Any newly diagnosed patient should be referred to a multidisciplinary team experienced in
the treatment of pituitary adenomas. The therapeutic management of acromegaly always requires a
personalized strategy. Normal age-matched IGF-I values are the treatment goal. Transsphenoidal surgery
by an expert neurosurgeon is the primary treatment modality for most patients, especially if there
are neurological complications. In patients with poor clinical conditions or who refuse surgery, primary
medical treatment should be offered, firstly with somatostatin analogs (SSAs). In patients who do not
reach hormonal targets with first-generation depot SSAs, a second pharmacological option with pasireotide
LAR or pegvisomant (alone or combined with SSA) should be offered.

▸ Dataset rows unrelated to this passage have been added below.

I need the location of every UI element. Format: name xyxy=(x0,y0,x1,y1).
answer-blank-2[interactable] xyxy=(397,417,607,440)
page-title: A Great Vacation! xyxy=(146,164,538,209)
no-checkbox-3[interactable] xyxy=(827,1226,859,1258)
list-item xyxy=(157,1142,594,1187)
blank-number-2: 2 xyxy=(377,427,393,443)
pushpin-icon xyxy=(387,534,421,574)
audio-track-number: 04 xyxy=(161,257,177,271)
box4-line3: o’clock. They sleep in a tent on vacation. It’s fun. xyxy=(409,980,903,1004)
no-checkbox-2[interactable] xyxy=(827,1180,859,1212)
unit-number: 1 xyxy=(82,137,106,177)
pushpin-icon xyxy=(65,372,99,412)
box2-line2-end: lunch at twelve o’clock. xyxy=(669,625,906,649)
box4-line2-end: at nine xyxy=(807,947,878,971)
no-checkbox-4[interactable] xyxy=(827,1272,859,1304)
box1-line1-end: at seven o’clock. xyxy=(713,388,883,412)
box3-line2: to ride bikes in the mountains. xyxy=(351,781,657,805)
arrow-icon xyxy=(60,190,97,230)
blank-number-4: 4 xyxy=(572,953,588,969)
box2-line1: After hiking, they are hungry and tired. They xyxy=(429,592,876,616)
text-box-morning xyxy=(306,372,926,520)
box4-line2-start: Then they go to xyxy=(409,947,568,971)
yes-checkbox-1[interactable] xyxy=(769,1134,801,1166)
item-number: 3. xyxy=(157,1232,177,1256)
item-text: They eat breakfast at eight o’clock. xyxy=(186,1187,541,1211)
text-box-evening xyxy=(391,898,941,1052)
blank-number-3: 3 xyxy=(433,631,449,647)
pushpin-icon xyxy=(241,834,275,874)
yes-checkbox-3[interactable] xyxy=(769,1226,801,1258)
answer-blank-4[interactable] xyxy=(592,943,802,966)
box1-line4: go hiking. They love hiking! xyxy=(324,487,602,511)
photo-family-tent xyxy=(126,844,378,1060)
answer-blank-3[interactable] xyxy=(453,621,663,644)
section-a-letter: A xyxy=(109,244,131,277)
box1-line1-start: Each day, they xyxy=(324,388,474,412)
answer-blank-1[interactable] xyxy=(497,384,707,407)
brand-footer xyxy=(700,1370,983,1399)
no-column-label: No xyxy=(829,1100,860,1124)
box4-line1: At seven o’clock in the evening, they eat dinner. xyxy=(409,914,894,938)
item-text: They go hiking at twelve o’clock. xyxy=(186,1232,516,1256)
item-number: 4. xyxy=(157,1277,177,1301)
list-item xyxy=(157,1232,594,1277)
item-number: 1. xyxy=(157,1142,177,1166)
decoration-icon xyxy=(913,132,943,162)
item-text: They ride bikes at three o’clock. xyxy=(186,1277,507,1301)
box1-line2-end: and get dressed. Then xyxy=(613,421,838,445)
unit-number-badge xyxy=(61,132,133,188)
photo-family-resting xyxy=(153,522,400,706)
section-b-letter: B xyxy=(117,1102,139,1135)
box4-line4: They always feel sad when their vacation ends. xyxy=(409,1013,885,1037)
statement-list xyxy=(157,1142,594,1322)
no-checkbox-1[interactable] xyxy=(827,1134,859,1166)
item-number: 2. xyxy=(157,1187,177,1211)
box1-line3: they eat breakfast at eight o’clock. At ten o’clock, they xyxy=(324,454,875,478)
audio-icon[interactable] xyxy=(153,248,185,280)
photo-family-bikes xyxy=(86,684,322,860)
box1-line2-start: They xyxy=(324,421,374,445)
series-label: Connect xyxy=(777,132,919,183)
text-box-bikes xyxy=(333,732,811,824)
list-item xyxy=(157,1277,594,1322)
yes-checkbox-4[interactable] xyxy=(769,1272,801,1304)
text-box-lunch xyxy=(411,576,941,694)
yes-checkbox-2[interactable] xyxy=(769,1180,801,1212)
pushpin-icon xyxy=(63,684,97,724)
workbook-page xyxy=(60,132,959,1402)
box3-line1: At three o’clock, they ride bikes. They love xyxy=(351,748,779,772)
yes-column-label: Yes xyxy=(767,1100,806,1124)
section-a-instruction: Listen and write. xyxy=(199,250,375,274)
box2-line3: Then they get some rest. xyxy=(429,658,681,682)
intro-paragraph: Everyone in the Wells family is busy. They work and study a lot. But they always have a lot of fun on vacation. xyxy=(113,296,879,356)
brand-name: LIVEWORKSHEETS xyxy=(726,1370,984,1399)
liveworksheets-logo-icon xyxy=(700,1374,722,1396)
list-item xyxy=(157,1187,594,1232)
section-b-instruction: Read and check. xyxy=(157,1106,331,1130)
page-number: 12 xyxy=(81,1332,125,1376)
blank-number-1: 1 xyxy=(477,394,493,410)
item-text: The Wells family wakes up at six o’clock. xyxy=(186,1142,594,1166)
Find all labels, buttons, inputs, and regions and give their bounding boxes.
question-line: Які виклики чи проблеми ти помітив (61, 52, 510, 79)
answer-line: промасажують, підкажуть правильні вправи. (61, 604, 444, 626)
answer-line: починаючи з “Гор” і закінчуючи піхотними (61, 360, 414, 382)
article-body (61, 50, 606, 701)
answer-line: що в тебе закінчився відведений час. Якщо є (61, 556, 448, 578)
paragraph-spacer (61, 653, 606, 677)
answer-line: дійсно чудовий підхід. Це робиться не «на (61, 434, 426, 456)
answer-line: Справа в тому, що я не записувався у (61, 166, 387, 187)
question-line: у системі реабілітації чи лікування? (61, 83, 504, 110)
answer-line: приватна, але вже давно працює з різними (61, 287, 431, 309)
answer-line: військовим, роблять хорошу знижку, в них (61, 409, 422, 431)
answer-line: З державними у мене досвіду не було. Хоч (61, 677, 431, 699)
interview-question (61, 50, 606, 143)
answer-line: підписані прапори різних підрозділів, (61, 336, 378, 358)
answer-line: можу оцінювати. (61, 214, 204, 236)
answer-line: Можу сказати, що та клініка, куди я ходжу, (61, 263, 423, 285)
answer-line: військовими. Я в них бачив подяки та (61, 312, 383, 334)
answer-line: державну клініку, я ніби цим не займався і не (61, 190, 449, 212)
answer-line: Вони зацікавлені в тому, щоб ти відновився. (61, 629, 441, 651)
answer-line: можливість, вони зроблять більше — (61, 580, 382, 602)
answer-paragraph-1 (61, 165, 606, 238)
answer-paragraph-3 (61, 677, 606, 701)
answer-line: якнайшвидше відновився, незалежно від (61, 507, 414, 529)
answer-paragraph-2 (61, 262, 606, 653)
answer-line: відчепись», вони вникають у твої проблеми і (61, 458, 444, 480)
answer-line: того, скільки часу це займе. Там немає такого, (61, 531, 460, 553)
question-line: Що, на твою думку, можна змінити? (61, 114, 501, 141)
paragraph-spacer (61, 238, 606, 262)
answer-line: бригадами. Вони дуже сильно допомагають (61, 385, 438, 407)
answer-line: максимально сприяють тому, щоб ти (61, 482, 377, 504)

Irradiation could be
proposed to patients with surgical remnants who would like to be free from long-term medical therapies
or those with persistent disease activity or tumor growth despite surgery or medical therapy. Since
the therapeutic tools available enable therapeutic targets to be achieved in most cases, the challenge is
to focus more on the quality of life.
Keywords: Acromegaly, pituitary, neurosurgery, somatostatin analogs, cabergoline, pegvisomant, pasireotide, comorbidities,
discrepant, resistant, aggressive, gammaknife.